The present disclosure also introduces a method of transitioning from a rotary drilling operation to a slide drilling operation on a drilling rig, comprising: rotary drilling a borehole in a subterranean formation by rotating a bottom hole assembly (BHA) on a drill string driven by a top drive; determining a trapped torque in a drill string; while maintaining weight on bit at the BHA, rotating the drill string in reverse to remove the trapped torque; and performing a slide drilling process without relieving the weight on bit.
In some aspects, determining the trapped torque comprises determining applied torque during a startup process. In some aspects, the method may include detecting applied torque while rotating the drill string in reverse. In some aspects, the method may include comparing the detected applied torque to the determined trapped torque. In some aspects, the method may include stopping reverse rotation when the detected applied torque is equal to the determined trapped torque. In some aspects, determining the trapped torque comprises determining angular rotation during a startup process. In some aspects, the startup process includes a time period where the applied torque is zero to when the torque approaches a steady state. In some aspects, the method may include using an integral of an area under a curve to calculate the trapped torque as a function of angular rotation.

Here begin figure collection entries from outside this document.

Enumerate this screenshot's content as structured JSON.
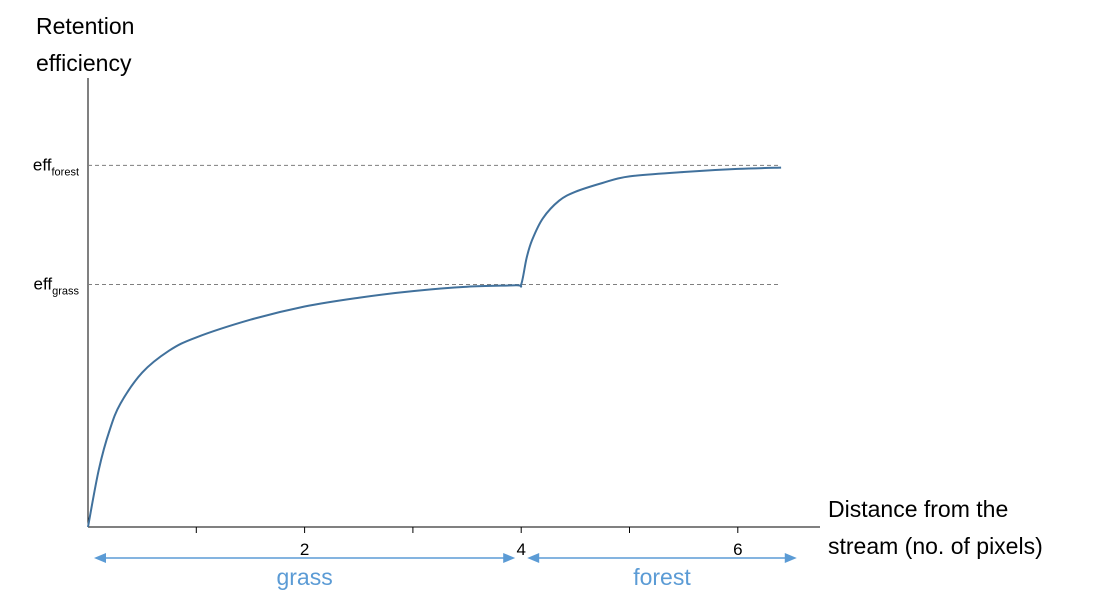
{
  "chart_data": {
    "type": "line",
    "title": "",
    "ylabel": [
      "Retention",
      "efficiency"
    ],
    "xlabel": [
      "Distance from the",
      "stream (no. of pixels)"
    ],
    "xlim": [
      0,
      6.6
    ],
    "ylim": [
      0,
      1.0
    ],
    "x_ticks": [
      1,
      2,
      3,
      4,
      5,
      6
    ],
    "x_tick_labels": [
      "",
      "2",
      "",
      "4",
      "",
      "6"
    ],
    "reference_lines": [
      {
        "label_main": "eff",
        "label_sub": "forest",
        "y": 0.82
      },
      {
        "label_main": "eff",
        "label_sub": "grass",
        "y": 0.55
      }
    ],
    "series": [
      {
        "color": "#41719c",
        "x": [
          0,
          0.1,
          0.2,
          0.3,
          0.5,
          0.75,
          1.0,
          1.5,
          2.0,
          2.5,
          3.0,
          3.5,
          3.95,
          4.0,
          4.05,
          4.1,
          4.2,
          4.35,
          4.5,
          4.75,
          5.0,
          5.5,
          6.0,
          6.4
        ],
        "y": [
          0,
          0.13,
          0.22,
          0.28,
          0.35,
          0.4,
          0.43,
          0.47,
          0.5,
          0.52,
          0.535,
          0.545,
          0.548,
          0.55,
          0.61,
          0.65,
          0.7,
          0.74,
          0.76,
          0.78,
          0.795,
          0.805,
          0.812,
          0.815
        ]
      }
    ],
    "regions": [
      {
        "label": "grass",
        "x_start": 0,
        "x_end": 4,
        "color": "#5b9bd5"
      },
      {
        "label": "forest",
        "x_start": 4,
        "x_end": 6.6,
        "color": "#5b9bd5"
      }
    ]
  }
}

The foregoing outlines features of several implementations so that a person of ordinary skill in the art may better understand the aspects of the present disclosure. Such features may be replaced by any one of numerous equivalent alternatives, only some of which are disclosed herein. One of ordinary skill in the art should appreciate that they may readily use the present disclosure as a basis for designing or modifying other processes and structures for carrying out the same purposes and/or achieving the same advantages of the implementations introduced herein. One of ordinary skill in the art should also realize that such equivalent constructions do not depart from the spirit and scope of the present disclosure, and that they may make various changes, substitutions and alterations herein without departing from the spirit and scope of the present disclosure.
The Abstract at the end of this disclosure is provided to comply with 37 C.F.R. § 1.72(b) to allow the reader to quickly ascertain the nature of the technical disclosure. It is submitted with the understanding that it will not be used to interpret or limit the scope or meaning of the claims.
Moreover, it is the express intention of the applicant not to invoke 35 U.S.C. § 112(f) for any limitations of any of the claims herein, except for those in which the claim expressly uses the word “means” together with an associated function.